By: Nazia Adnin
Kathryn Bigelow is the first and only female director to have won the “Academy Award for Best director” to date. “The Hurt Locker” had won her the prestigious award in 2010. She also has bagged so many prestigious awards over the years and directed Oscar nominated performances.
California girl Kathryn is the only child of the manager of a paint factory and a librarian. She was born on 27th November 1951 in San Carlos, California. Her creativity endeavors began as a student of painting in early days of school. Kathryn received her “Bachelor in Arts” from San Francisco Art Institute in 1972. Later, seasoned film maker earned a scholarship to study film at Columbia University School of art, graduating in 1979.
“I can't change my gender, and I refuse to stop making movies”, with this goal and determination Kathryn started making films in early 80s. Kathryn’s films are reflection of her inner thoughts and she believes it as a great opportunity to comment on the world(through films) in which we live. Her first full length feature was “Loveless” which came out in 1982. Nero –dark (1987) was the next film which she co-scripted with Eric-Red. In 1987 Kathryn directed a music video for the “New Order” song “Touched by the hand of God”; the video is a satire of glam metal imagery.

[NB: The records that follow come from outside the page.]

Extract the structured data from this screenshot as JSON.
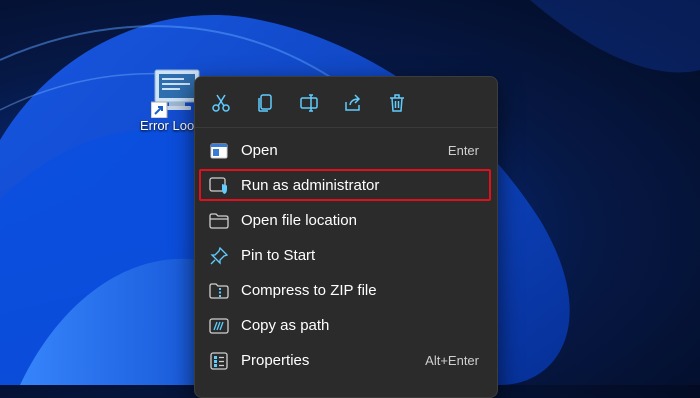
{
  "desktop": {
    "shortcut_label": "Error Loo"
  },
  "context_menu": {
    "toolbar": [
      {
        "name": "cut-icon"
      },
      {
        "name": "copy-icon"
      },
      {
        "name": "rename-icon"
      },
      {
        "name": "share-icon"
      },
      {
        "name": "delete-icon"
      }
    ],
    "items": [
      {
        "label": "Open",
        "shortcut": "Enter",
        "icon": "open-icon"
      },
      {
        "label": "Run as administrator",
        "shortcut": "",
        "icon": "shield-icon",
        "highlighted": true
      },
      {
        "label": "Open file location",
        "shortcut": "",
        "icon": "folder-icon"
      },
      {
        "label": "Pin to Start",
        "shortcut": "",
        "icon": "pin-icon"
      },
      {
        "label": "Compress to ZIP file",
        "shortcut": "",
        "icon": "zip-icon"
      },
      {
        "label": "Copy as path",
        "shortcut": "",
        "icon": "copy-path-icon"
      },
      {
        "label": "Properties",
        "shortcut": "Alt+Enter",
        "icon": "properties-icon"
      }
    ]
  },
  "colors": {
    "highlight_border": "#e0101d",
    "menu_background": "#2b2b2b",
    "icon_accent": "#60cdff"
  }
}
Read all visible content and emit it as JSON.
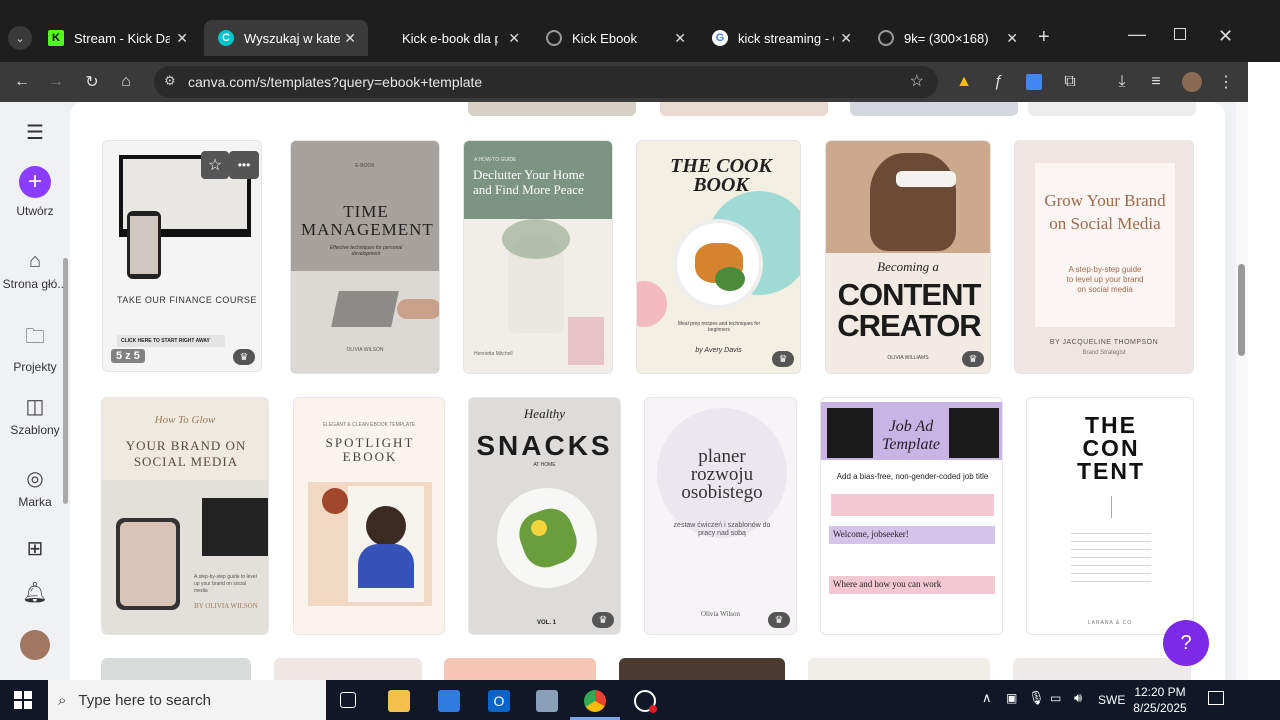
{
  "browser": {
    "tabs": [
      {
        "title": "Stream - Kick Dash",
        "icon": "kick-icon"
      },
      {
        "title": "Wyszukaj w kateg",
        "icon": "canva-icon"
      },
      {
        "title": "Kick e-book dla p",
        "icon": "kick-icon"
      },
      {
        "title": "Kick Ebook",
        "icon": "globe-icon"
      },
      {
        "title": "kick streaming - G",
        "icon": "google-icon"
      },
      {
        "title": "9k= (300×168)",
        "icon": "globe-icon"
      }
    ],
    "url": "canva.com/s/templates?query=ebook+template"
  },
  "sidebar": {
    "create_label": "Utwórz",
    "home_label": "Strona głó...",
    "projects_label": "Projekty",
    "templates_label": "Szablony",
    "brand_label": "Marka"
  },
  "templates": {
    "row1": [
      {
        "title": "TAKE OUR FINANCE COURSE",
        "subtitle": "CLICK HERE TO START RIGHT AWAY",
        "badge": "5 z 5"
      },
      {
        "title": "TIME MANAGEMENT",
        "kicker": "E-BOOK",
        "subtitle": "Effective techniques for personal development",
        "author": "OLIVIA WILSON"
      },
      {
        "title": "Declutter Your Home and Find More Peace",
        "kicker": "A HOW-TO GUIDE",
        "author": "Henrietta Mitchell"
      },
      {
        "title": "THE COOK BOOK",
        "subtitle": "Meal prep recipes and techniques for beginners",
        "author": "by Avery Davis"
      },
      {
        "title": "CONTENT CREATOR",
        "kicker": "Becoming a",
        "author": "OLIVIA WILLIAMS"
      },
      {
        "title": "Grow Your Brand on Social Media",
        "subtitle": "A step-by-step guide to level up your brand on social media",
        "author": "BY JACQUELINE THOMPSON",
        "role": "Brand Strategist"
      }
    ],
    "row2": [
      {
        "title": "YOUR BRAND ON SOCIAL MEDIA",
        "kicker": "How To Glow",
        "subtitle": "A step-by-step guide to level up your brand on social media",
        "author": "BY OLIVIA WILSON"
      },
      {
        "title": "SPOTLIGHT EBOOK",
        "kicker": "ELEGANT & CLEAN EBOOK TEMPLATE"
      },
      {
        "title": "SNACKS",
        "kicker": "Healthy",
        "subtitle": "AT HOME",
        "volume": "VOL. 1"
      },
      {
        "title": "planer rozwoju osobistego",
        "subtitle": "zestaw ćwiczeń i szablonów do pracy nad sobą",
        "author": "Olivia Wilson"
      },
      {
        "title": "Job Ad Template",
        "line1": "Add a bias-free, non-gender-coded job title",
        "line2": "Welcome, jobseeker!",
        "line3": "Where and how you can work"
      },
      {
        "title": "THE CON TENT",
        "author": "LARANA & CO"
      }
    ]
  },
  "taskbar": {
    "search_placeholder": "Type here to search",
    "lang": "SWE",
    "time": "12:20 PM",
    "date": "8/25/2025"
  },
  "help_label": "?"
}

Kathryn established herself as both Hollywood brand and auteur through her action trilogy –“Blue steel”, “Point Break “and “Strange Days.” The three films feature gendered and racial politics. “Point Break” was Kathryn’s most profitable studio film featuring Keanu Reeves as an FBI agent. She directed an episode of the TV series called “West Palms” in 1993.
Her success story continues with “Zero Dark thirty”, a dramatization of American efforts to find Osama bin Laden. Although, the movie was critically successful one but it had raised some controversies and criticism for its allegedly pro-torture stance. The film received numerous numbers of prestigious awards including “National Board of Review Award” for Best Director making her the first woman to win that award.
Kathryn’s film making techniques are very distinct. She very often uses slow motion in action scenes which enhances the experience of watching those scenes for audiences. Her classic slow motion shots give audience prolonged and more detailed look at the landscape and explosions. She uses non-diegetic sound to create suspense. Hand-held camera effects involve the audience very deeply with the story and characters. Kathryn uses that method very often in suspenseful and terrifying shots.